Although not illustrated in the figures, trench 102 is formed into wafer 100 using a deep trench etching process. To accomplish this, a Borosilicate glass (BSG) hard mask layer 112 is applied over pad nitride layer 106. BSG hard mask 112 is then patterned with a resist material (not shown) and etched using a conventional hard mask etching process such as a dry etch process using an CF4/CF3/Argon etchant. One or more etching process opens BSG hard mask layer 112 (as well as pad nitride layer 106 and pad oxide layer 104) in the areas above where deep trench 102 is to be etched. The resist material (not shown) used to pattern hard mask 112 is then removed using well known resist removing processes. Deep trench 102 is then etched using an appropriate etching process such as a dry etch using an HBr/NH3/O2 etchant. In this case, the deep trench is etched to a level of about 8 microns below top surface 108 of silicon substrate 110 forming trench sidewalls 114 and 116.
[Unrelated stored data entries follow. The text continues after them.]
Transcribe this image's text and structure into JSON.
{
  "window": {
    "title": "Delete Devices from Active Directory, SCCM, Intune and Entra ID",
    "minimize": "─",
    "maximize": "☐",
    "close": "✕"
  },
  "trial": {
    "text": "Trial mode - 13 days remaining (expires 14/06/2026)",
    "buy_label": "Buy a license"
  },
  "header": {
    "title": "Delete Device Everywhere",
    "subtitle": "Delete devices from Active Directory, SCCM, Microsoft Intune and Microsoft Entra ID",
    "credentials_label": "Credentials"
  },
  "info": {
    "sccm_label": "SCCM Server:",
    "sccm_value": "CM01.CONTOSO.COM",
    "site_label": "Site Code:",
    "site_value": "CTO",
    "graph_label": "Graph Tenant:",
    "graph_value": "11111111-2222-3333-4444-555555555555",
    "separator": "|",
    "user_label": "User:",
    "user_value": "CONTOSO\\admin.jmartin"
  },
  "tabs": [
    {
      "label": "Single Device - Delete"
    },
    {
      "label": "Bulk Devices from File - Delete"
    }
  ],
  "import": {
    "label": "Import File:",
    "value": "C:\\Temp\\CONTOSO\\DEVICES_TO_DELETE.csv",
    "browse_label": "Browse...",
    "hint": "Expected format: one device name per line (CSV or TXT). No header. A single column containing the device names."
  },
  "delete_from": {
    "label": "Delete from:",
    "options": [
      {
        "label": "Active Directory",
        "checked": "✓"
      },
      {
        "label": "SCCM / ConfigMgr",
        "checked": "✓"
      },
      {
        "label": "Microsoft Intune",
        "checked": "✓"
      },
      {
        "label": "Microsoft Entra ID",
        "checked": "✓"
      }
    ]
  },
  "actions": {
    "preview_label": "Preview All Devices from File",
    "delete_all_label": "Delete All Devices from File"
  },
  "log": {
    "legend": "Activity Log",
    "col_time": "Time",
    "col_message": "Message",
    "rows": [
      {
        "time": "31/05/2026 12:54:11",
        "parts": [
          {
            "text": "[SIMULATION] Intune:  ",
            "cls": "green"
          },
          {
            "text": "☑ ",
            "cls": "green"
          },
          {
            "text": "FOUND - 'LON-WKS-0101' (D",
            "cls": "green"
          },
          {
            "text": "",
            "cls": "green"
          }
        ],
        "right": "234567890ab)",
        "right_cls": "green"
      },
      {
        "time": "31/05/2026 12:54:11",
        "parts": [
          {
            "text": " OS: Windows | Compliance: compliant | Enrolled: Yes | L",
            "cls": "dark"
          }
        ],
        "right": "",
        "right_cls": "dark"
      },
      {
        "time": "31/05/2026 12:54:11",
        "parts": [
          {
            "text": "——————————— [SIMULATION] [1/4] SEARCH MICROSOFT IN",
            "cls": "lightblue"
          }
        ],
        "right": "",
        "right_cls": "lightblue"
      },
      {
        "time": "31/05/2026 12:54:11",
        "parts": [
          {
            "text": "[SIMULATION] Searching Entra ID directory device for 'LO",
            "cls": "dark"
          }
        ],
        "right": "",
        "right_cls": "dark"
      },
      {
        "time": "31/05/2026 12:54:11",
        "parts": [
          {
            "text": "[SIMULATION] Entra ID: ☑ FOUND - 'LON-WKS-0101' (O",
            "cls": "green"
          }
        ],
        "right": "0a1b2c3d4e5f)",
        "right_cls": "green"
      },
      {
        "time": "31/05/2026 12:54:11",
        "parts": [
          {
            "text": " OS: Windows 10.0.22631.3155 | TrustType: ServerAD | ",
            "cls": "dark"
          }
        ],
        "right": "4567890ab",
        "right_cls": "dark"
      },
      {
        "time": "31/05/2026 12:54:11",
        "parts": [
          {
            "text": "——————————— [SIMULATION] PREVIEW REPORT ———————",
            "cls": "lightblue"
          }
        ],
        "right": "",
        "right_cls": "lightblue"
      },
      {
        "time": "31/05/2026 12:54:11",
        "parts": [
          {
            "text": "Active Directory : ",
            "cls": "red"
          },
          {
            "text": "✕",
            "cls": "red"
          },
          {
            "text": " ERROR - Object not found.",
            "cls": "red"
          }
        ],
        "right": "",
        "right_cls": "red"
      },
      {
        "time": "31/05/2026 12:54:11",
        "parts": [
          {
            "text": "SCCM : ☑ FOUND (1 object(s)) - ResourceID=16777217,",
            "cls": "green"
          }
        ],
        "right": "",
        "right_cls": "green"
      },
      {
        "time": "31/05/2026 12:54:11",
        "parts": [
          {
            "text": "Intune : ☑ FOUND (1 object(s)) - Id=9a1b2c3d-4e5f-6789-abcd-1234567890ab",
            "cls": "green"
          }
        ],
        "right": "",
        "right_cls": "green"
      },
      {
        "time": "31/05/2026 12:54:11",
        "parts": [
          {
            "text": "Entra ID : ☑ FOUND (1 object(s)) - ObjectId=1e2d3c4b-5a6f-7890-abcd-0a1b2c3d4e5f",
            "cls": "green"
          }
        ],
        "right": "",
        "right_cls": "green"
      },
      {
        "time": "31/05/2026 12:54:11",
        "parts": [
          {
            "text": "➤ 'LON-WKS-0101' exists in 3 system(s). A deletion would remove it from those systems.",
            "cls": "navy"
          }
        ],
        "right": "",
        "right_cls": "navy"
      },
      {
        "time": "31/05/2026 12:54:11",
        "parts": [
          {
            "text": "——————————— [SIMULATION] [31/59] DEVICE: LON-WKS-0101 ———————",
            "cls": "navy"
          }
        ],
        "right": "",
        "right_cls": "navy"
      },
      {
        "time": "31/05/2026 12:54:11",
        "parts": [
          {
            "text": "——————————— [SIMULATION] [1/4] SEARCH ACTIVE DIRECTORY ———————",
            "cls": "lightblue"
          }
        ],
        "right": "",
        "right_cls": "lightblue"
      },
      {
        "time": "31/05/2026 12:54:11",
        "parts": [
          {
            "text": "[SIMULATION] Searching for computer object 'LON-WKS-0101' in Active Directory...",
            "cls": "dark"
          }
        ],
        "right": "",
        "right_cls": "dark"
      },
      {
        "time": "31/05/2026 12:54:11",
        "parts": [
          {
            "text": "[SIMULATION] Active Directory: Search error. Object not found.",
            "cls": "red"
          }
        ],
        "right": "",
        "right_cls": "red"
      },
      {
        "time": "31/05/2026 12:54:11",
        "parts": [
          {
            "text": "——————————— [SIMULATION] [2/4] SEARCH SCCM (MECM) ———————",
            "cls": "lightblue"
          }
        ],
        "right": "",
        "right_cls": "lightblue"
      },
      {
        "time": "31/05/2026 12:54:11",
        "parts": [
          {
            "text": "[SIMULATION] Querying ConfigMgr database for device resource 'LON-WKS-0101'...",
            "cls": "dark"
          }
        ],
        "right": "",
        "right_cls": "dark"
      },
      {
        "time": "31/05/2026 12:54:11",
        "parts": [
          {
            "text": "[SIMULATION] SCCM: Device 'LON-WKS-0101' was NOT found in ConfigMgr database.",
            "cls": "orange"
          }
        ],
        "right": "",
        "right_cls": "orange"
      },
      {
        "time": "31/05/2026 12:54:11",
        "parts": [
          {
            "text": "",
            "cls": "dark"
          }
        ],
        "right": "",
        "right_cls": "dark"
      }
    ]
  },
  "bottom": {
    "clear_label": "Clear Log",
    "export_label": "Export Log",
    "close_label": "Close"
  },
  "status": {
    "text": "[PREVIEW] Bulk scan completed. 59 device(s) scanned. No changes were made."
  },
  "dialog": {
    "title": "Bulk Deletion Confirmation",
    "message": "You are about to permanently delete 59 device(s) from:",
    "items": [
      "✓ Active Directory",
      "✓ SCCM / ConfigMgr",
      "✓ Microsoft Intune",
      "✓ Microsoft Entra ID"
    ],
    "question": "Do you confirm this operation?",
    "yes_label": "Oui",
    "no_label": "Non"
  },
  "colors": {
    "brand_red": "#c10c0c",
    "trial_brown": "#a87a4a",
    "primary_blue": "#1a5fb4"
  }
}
As illustrated in FIG. 2, once trench 102 is etched into wafer 100, BSG hard mask layer 112 is removed using any conventional hard mask removal process such as, for example, a vapor phase etching process using HF vapor. At this point, the process steps used to form a buried plate structure within the deep trench begins.
Referring to FIG. 3, the first step in actually forming a conventional buried plate structure involves depositing an arsenic doped silicon tetraethylorthosilicate glass (ASG TEOS) layer 118 over pad nitride layer 106 and over the surfaces of trench 102. As described in more detail hereinafter, ASG TEOS layer 118 is used to provide the arsenic doping for certain regions of silicon substrate 100 during subsequent annealing steps. This layer may be applied using a conventional chemical vapor deposition (CVD) technique and is typically applied at a thickness of, for example, about 40-60 nm.
Once ASG TEOS layer 118 has been applied, it is etched from the top surface of the pad nitride layer and from certain uppermost portions of trench sidewalls 114 and 116 of trench 102. This etching process is accomplished using the process steps illustrated in FIGS. 4-7.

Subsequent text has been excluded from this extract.